Die Ranger sehen aus wie ihre Kollegen im Yellowstone-Natonalpark in den USA: mit weitkrempigen Hüten, Wanderschuhen, Hemden und kurzen Hosen, die an das Outfit von Pfadfindern erinnern. Dazu sind sie mit E-Mountainbikes ausgestattet, um besser im Gelände patroullieren zu können. Andreas Majdaniuk (61) und Jürgen Grewer (58) sind zwei von sechs Schutzgebietsbetreuern. Sie schauen jetzt unter anderem in Rheinberg, dass alles nach Plan läuft, suchen das Gespräch mit Menschen in geschützten Gebieten, dürfen ermahnen und bei Vergehen Strafgelder kassieren.
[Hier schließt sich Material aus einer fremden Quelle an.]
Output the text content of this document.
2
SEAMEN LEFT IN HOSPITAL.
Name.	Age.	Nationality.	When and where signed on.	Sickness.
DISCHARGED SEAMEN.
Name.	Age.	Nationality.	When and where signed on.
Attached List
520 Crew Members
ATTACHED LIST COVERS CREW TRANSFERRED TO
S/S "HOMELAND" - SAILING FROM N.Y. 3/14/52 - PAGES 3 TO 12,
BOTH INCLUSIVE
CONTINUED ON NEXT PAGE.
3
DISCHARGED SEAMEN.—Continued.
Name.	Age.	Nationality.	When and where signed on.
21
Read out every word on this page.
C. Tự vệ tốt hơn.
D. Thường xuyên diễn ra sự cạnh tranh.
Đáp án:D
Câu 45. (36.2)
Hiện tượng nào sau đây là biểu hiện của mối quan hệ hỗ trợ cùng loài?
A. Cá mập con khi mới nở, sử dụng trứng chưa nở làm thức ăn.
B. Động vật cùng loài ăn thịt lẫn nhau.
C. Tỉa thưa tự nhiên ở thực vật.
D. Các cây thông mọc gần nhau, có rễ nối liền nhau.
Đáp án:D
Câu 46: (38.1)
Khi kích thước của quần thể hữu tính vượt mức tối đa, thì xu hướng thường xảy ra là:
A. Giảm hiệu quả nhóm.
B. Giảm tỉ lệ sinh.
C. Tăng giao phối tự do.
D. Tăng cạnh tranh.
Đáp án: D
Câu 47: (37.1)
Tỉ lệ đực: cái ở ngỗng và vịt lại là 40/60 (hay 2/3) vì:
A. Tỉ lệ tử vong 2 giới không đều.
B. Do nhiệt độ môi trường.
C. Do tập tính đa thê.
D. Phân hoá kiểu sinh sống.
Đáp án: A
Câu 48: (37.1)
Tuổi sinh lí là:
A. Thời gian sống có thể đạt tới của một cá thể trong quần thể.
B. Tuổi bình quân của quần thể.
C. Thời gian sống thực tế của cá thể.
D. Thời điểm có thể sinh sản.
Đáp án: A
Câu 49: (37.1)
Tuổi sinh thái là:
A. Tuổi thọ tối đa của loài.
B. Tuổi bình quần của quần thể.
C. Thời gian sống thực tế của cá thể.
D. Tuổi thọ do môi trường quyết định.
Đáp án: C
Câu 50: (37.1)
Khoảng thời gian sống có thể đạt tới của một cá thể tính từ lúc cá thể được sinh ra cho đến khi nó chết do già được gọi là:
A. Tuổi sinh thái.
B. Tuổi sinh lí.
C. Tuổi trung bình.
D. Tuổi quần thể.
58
Naturschutzgebiete sind sensible Räume. Aber sie werden eben auch von Fahrradfahrern, Läufern, Spaziergängern, Anglern genutzt – und dann komme es vor allem in der Brutzeit von Vögeln schnell zu Konflikten, wie der Kreis Weseler Landrat Ansgar Müller sagt. „Manche Leute grillen, manche Hundebesitzer halten sich nicht an die Anleinpflicht, andere verlassen die vorgeschriebenen Wege oder es wird ohne Schein geangelt“, so Müller. Um gegen solche Missstände vorzugehen, sind nun die Ranger – stets zu zweit – unterwegs und informieren. Immer nach der Devise: „Nur wer die Natur kennt, lernt sie zu schützen.“

Immer wieder ermahnten sie auch die Spaziergänger und Hundehalter am Rhein. Vielen sei die Rechtslage nicht bekannt gewesen, erzählen die Spaziergänger und betonen, dass sie nichts gegen die Ranger haben. Was sie stört ist, dass es in Rheinberg nur eine Stelle (Orsoy-Land) gibt, an der man das Ufer des Stroms rechtmäßig betreten darf. „Wir werden jetzt dafür kämpfen, dass das anders wird“, sagt Britta Krämer.

Damit auch der Junge im Kinderwagen irgendwann Steine ins Wasser von Vater Rhein flitschen lassen kann, ohne sich dabei strafbar zu machen.